A metro crash in China's commercial capital Shanghai prompted fresh accusations Wednesday that safety has been compromised in the country's rush to develop its vast transport network.
State media urged the government to "be more cautious" after the collision of two metro trains on Tuesday injured 284 people, just months after a deadly high-speed rail crash in the eastern city of Wenzhou killed at least 40.
Most of the injuries were mild, but the accident, blamed on a signalling failure, occurred on one of Shanghai's newest metro lines and is a blow to city authorities after an ambitious expansion programme for the World Expo.
Last year's six-month Expo attracted more than 70 million visitors from around the world and was viewed as a major success for the city as it develops into a global commercial capital.
The Global Times, an English-language daily, said China had no choice but to develop modern transport systems for major cities such as Beijing and Shanghai, but that it could not afford safety failures.
"China should be more cautious and concentrated in avoiding risks," the paper said in an editorial. "Although this is hard to do the tragedies in Wenzhou and Shanghai keep reminding people that China cannot afford failure."
The newspaper linked the accident to a fire that killed 58 people in a high-rise residential building in Shanghai last November, saying both incidents revealed that despite its modern appearance it was "still a developing city".
Then, welders accidentally ignited nylon netting around the building, but the companies involved were later found to have won contracts from local officials who accepted bribes.
Authorities have launched an investigation into exactly how the metro accident occurred on line 10, which was only opened last year.
But web users set little store by the probe, using China's hugely popular social networking sites to criticise repeated safety failures.
"An investigation team has been set up again.
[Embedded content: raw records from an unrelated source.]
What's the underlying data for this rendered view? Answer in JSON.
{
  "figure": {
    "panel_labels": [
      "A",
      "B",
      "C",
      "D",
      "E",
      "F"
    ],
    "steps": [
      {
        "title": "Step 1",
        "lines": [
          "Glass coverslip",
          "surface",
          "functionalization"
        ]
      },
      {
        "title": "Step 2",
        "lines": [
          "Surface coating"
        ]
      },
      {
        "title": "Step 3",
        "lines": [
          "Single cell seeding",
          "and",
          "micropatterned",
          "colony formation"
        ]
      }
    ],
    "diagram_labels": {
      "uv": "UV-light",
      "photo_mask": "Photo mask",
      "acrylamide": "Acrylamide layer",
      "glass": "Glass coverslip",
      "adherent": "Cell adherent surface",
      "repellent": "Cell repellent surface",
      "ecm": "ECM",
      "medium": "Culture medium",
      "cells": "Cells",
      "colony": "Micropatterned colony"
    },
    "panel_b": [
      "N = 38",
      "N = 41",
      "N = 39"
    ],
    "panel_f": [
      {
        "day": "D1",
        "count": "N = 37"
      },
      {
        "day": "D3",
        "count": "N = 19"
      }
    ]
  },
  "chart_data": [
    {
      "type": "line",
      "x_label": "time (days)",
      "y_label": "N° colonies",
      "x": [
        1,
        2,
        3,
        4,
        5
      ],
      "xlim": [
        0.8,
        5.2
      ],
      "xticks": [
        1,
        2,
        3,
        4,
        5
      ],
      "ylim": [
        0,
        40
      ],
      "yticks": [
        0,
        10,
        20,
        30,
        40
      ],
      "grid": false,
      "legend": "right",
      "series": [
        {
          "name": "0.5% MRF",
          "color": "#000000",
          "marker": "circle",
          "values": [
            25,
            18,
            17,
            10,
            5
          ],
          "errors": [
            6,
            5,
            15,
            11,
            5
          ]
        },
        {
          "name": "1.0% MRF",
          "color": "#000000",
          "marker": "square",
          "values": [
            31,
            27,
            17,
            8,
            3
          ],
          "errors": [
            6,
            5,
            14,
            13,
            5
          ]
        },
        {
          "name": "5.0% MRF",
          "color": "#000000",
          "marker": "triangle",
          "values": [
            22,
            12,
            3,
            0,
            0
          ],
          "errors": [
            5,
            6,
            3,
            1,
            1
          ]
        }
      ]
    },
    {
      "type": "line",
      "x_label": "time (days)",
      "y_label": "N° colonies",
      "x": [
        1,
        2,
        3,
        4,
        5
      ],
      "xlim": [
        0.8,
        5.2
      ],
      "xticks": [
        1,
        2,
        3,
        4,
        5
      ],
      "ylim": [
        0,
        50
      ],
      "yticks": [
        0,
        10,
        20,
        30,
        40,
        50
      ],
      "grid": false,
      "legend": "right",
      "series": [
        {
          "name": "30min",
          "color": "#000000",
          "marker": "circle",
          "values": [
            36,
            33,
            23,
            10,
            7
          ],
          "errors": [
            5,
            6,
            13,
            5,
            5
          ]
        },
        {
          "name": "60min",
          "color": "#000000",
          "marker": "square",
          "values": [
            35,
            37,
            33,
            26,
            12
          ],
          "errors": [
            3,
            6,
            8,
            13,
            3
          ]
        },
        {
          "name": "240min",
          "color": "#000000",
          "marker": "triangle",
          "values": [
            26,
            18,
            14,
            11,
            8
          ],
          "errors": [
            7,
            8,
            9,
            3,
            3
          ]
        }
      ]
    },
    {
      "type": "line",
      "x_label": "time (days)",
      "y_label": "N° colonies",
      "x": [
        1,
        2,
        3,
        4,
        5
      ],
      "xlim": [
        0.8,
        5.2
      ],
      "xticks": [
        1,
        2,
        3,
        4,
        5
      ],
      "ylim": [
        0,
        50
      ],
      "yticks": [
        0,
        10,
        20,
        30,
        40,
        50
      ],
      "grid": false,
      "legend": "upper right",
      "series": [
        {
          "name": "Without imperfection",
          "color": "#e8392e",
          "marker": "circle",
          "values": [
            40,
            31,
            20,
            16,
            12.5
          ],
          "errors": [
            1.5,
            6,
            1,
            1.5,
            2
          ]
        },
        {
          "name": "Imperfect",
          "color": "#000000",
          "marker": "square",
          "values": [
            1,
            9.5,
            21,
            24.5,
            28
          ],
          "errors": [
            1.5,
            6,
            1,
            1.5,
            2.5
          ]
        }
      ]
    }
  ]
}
Who will trust it again? Should the same mistake not be corrected before it is repeated 100 times with the blood of ordinary people?" Tang Feng posted on Sina's Weibo, China's biggest microblog service.
Much of the public anger focused on Chinese-French joint venture CASCO Signal, which provided the signalling equipment involved in the Shanghai metro accident, according to the city’s metro operator.
CASCO is a venture between French transport and power giant Alstom and state-owned China Railway Signal & Communication Corp.
Chinese state media have reported that the signalling system implicated in the Wenzhou train crash was also supplied by the same company, but Dominique Pouliquen, president of Alstom China, denied this.
"CASCO has never made signalling systems for high-speed trains in China," he told AFP, adding that CASCO was "participating in the ongoing (metro) investigation" without commenting further.
China's rail sector has been plagued by allegations of widespread, high-level corruption, with fears that safety has been compromised as a result, particularly in the wake of the Wenzhou crash.
Railways minister Liu Zhijun was sacked in February over graft charges, after he allegedly took more than 800 million yuan ($125 million) in kickbacks over several years on contracts linked to the high-speed network.
China's state auditor in March said construction companies and individuals last year siphoned off 187 million yuan in funds meant for a high-profile Beijing-Shanghai link.
Luo Yanyun, deputy head of the Institute of Railway and Urban Traffic at Shanghai's Tongji University, said that in future, safety tests should not be carried out by equipment suppliers or end users.
"We've always called for the safety testing system to be reinforced with the introduction of independent parties," he told AFP.
Meanwhile, Zhang Mi, a member of the Ministry of Housing and Urban-Rural Development's urban rail transport safety and quality committee, told AFP that metro designers and builders were in short supply in China.
"Construction firms that have never conducted any subway construction are building subways. Moreover, most projects are sub-contracted to migrant workers," he said.
"Overall, there are not enough technical staff and undue emphasis has been placed on speed (of construction)."
The number of passengers taking line 10 had dropped visibly on Wednesday, Shanghai television reported. A section of the line remained closed for safety checks.